Robert Boyle Chemistry
Robert Boyle was born on 25 of Jan 1627 in Lismore, County
Waterford, Ireland. He died 30 of Dec 1691 in London, England.
Boyle studied at Eton College from 1835 to 1639. He read
Galileo's works while on a five year European tour, with a
private tutor, begun in 1639 when he was 12 years old. After the
tour, spent mostly in Switzerland, then he returned to Dorset in
England where he began his experimental scientific work and wrote
moral essays.
From 1656 he lived in Oxford where he worked with Hooke. He
made important contributions to physics and chemistry and is best
known for Boyle's law (sometimes called Mariotte's Law)
describing an ideal gas.
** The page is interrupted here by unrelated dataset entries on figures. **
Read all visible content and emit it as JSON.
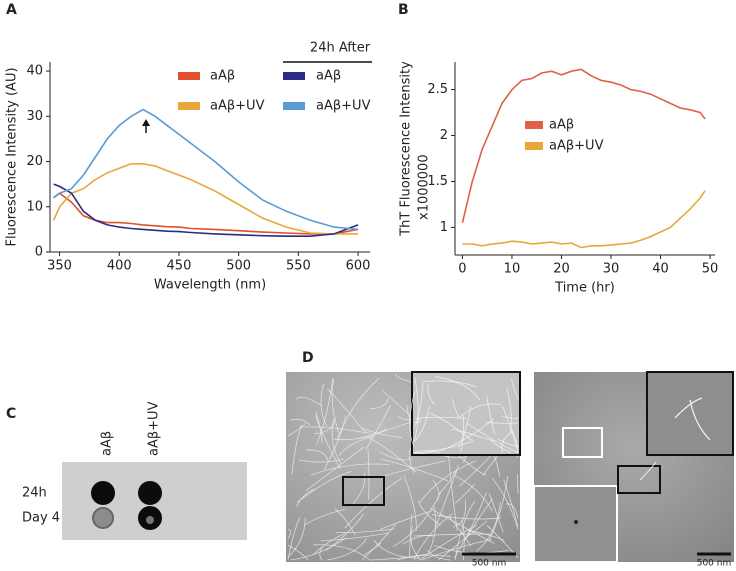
{
  "labels": [
    "A",
    "B",
    "C",
    "D"
  ],
  "chart_data": [
    {
      "type": "line",
      "x_label": "Wavelength (nm)",
      "y_label": "Fluorescence Intensity (AU)",
      "legend_title": "24h After",
      "x": [
        345,
        350,
        360,
        370,
        380,
        390,
        400,
        410,
        420,
        430,
        440,
        450,
        460,
        480,
        500,
        520,
        540,
        560,
        580,
        600
      ],
      "series": [
        {
          "name": "aAβ",
          "color": "#e0502a",
          "values": [
            12,
            13,
            11,
            8,
            7,
            6.5,
            6.5,
            6.3,
            6,
            5.8,
            5.6,
            5.5,
            5.2,
            5,
            4.7,
            4.4,
            4.2,
            4,
            4,
            5
          ]
        },
        {
          "name": "aAβ+UV",
          "color": "#e8a838",
          "values": [
            7,
            10,
            13,
            14,
            16,
            17.5,
            18.5,
            19.5,
            19.5,
            19,
            18,
            17,
            16,
            13.5,
            10.5,
            7.5,
            5.5,
            4.2,
            4,
            4
          ]
        },
        {
          "name": "aAβ",
          "color": "#2b2b86",
          "values": [
            15,
            14.5,
            13,
            9,
            7,
            6,
            5.5,
            5.2,
            5,
            4.8,
            4.6,
            4.5,
            4.3,
            4,
            3.8,
            3.6,
            3.5,
            3.5,
            4,
            6
          ]
        },
        {
          "name": "aAβ+UV",
          "color": "#5b9bd5",
          "values": [
            12,
            13,
            14,
            17,
            21,
            25,
            28,
            30,
            31.5,
            30,
            28,
            26,
            24,
            20,
            15.5,
            11.5,
            9,
            7,
            5.5,
            5
          ]
        }
      ],
      "xlim": [
        342,
        610
      ],
      "xticks": [
        350,
        400,
        450,
        500,
        550,
        600
      ],
      "ylim": [
        0,
        42
      ],
      "yticks": [
        0,
        10,
        20,
        30,
        40
      ]
    },
    {
      "type": "line",
      "x_label": "Time (hr)",
      "y_label": "ThT Fluorescence Intensity",
      "y_label_unit": "x1000000",
      "x": [
        0,
        2,
        4,
        6,
        8,
        10,
        12,
        14,
        16,
        18,
        20,
        22,
        24,
        26,
        28,
        30,
        32,
        34,
        36,
        38,
        40,
        42,
        44,
        46,
        48,
        49
      ],
      "series": [
        {
          "name": "aAβ",
          "color": "#e0604a",
          "values": [
            1.05,
            1.5,
            1.85,
            2.1,
            2.35,
            2.5,
            2.6,
            2.62,
            2.68,
            2.7,
            2.66,
            2.7,
            2.72,
            2.65,
            2.6,
            2.58,
            2.55,
            2.5,
            2.48,
            2.45,
            2.4,
            2.35,
            2.3,
            2.28,
            2.25,
            2.18
          ]
        },
        {
          "name": "aAβ+UV",
          "color": "#e8a838",
          "values": [
            0.82,
            0.82,
            0.8,
            0.82,
            0.83,
            0.85,
            0.84,
            0.82,
            0.83,
            0.84,
            0.82,
            0.83,
            0.78,
            0.8,
            0.8,
            0.81,
            0.82,
            0.83,
            0.86,
            0.9,
            0.95,
            1.0,
            1.1,
            1.2,
            1.32,
            1.4
          ]
        }
      ],
      "xlim": [
        -1.5,
        51
      ],
      "xticks": [
        0,
        10,
        20,
        30,
        40,
        50
      ],
      "ylim": [
        0.7,
        2.8
      ],
      "yticks": [
        1,
        1.5,
        2,
        2.5
      ]
    }
  ],
  "dot_blot": {
    "columns": [
      "aAβ",
      "aAβ+UV"
    ],
    "rows": [
      "24h",
      "Day 4"
    ]
  },
  "micrographs": {
    "scale_bars": [
      "500 nm",
      "500 nm"
    ]
  }
}
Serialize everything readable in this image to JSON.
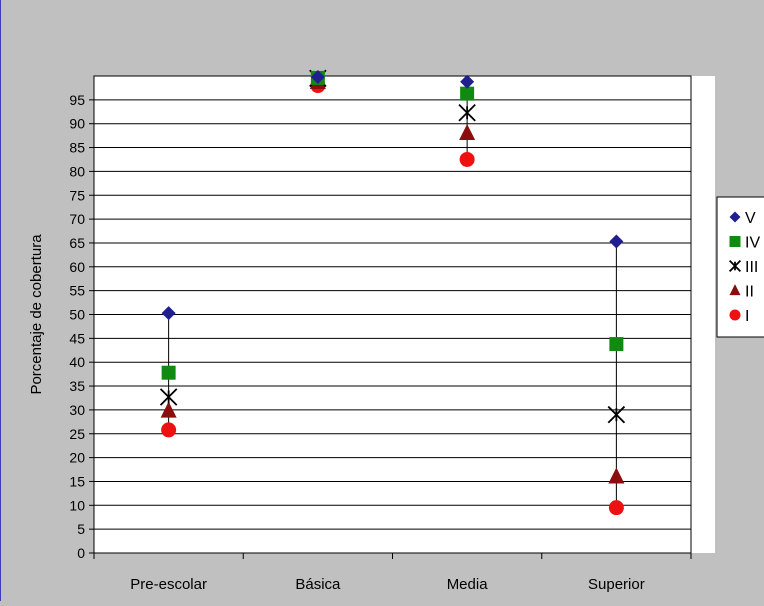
{
  "chart_data": {
    "type": "scatter",
    "title": "",
    "xlabel": "",
    "ylabel": "Porcentaje de cobertura",
    "categories": [
      "Pre-escolar",
      "Básica",
      "Media",
      "Superior"
    ],
    "ylim": [
      0,
      100
    ],
    "yticks": [
      0,
      5,
      10,
      15,
      20,
      25,
      30,
      35,
      40,
      45,
      50,
      55,
      60,
      65,
      70,
      75,
      80,
      85,
      90,
      95
    ],
    "grid": true,
    "legend_position": "right",
    "high_low_lines": true,
    "series": [
      {
        "name": "V",
        "marker": "diamond",
        "color": "#1f1f8f",
        "values": [
          50.3,
          99.8,
          98.8,
          65.3
        ]
      },
      {
        "name": "IV",
        "marker": "square",
        "color": "#118a11",
        "values": [
          37.8,
          99.6,
          96.3,
          43.8
        ]
      },
      {
        "name": "III",
        "marker": "asterisk",
        "color": "#000000",
        "values": [
          32.7,
          99.5,
          92.3,
          29.0
        ]
      },
      {
        "name": "II",
        "marker": "triangle",
        "color": "#8b0d0d",
        "values": [
          29.8,
          98.7,
          88.0,
          16.0
        ]
      },
      {
        "name": "I",
        "marker": "circle",
        "color": "#ee1111",
        "values": [
          25.8,
          98.0,
          82.5,
          9.5
        ]
      }
    ]
  }
}
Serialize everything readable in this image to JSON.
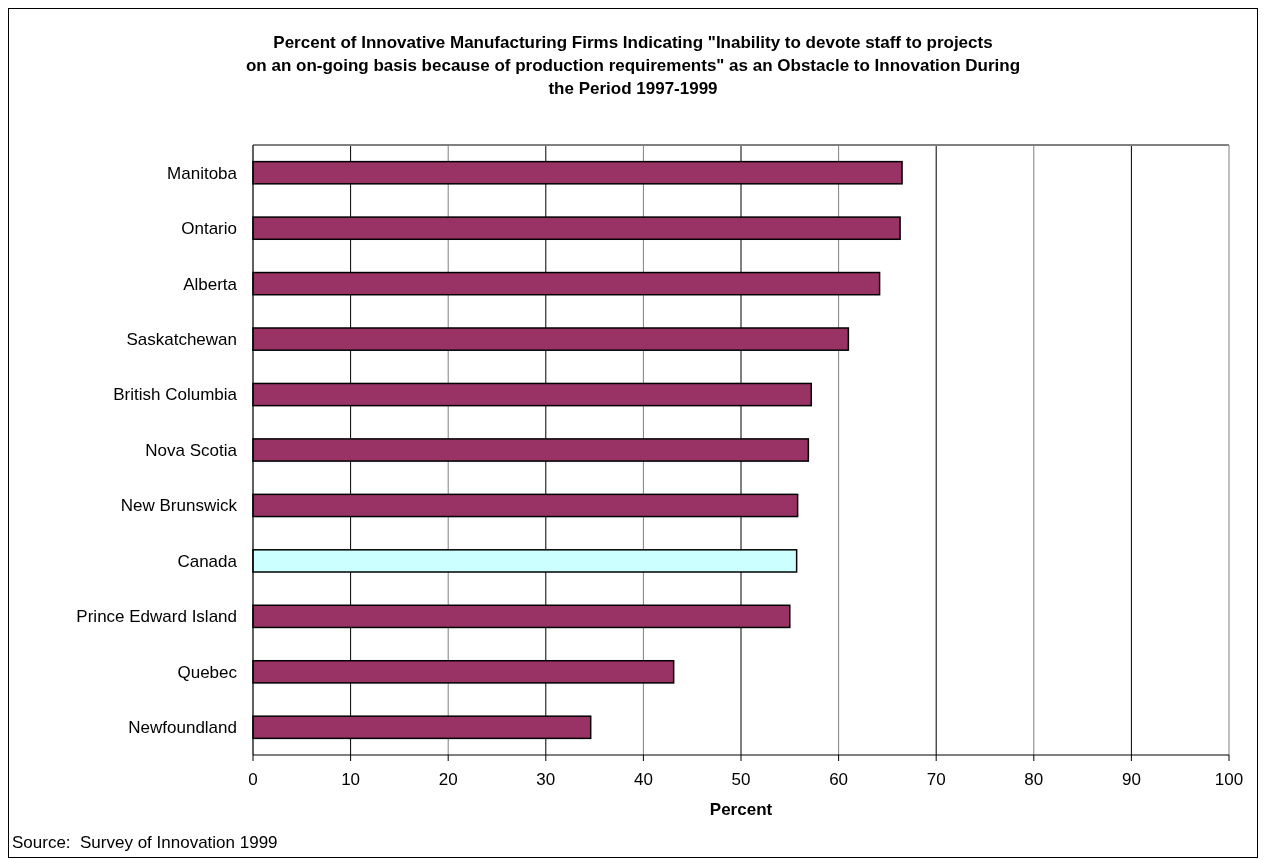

Boyle's law appears in an appendix
written in 1661 to his work New Experiments Physio-Mechanicall,
Touching the Spring of the Air and its Effects (1660).
In The Sceptical Chymist (1661) Boyle argued against
Aristotle's view of the four elements of earth, air, fire and
water. He argued that matter was composed of corpuscles which
themselves were differently built up of different configurations
of primary particles.
He is probably best known for summarizing the properties of
gases by the law that is given his name, Boyle's Law. This law
suggests that at constant temperature the pressure and volume are
inversely related, and results from the observation that gases
have elastic properties. He also showed that air had weight.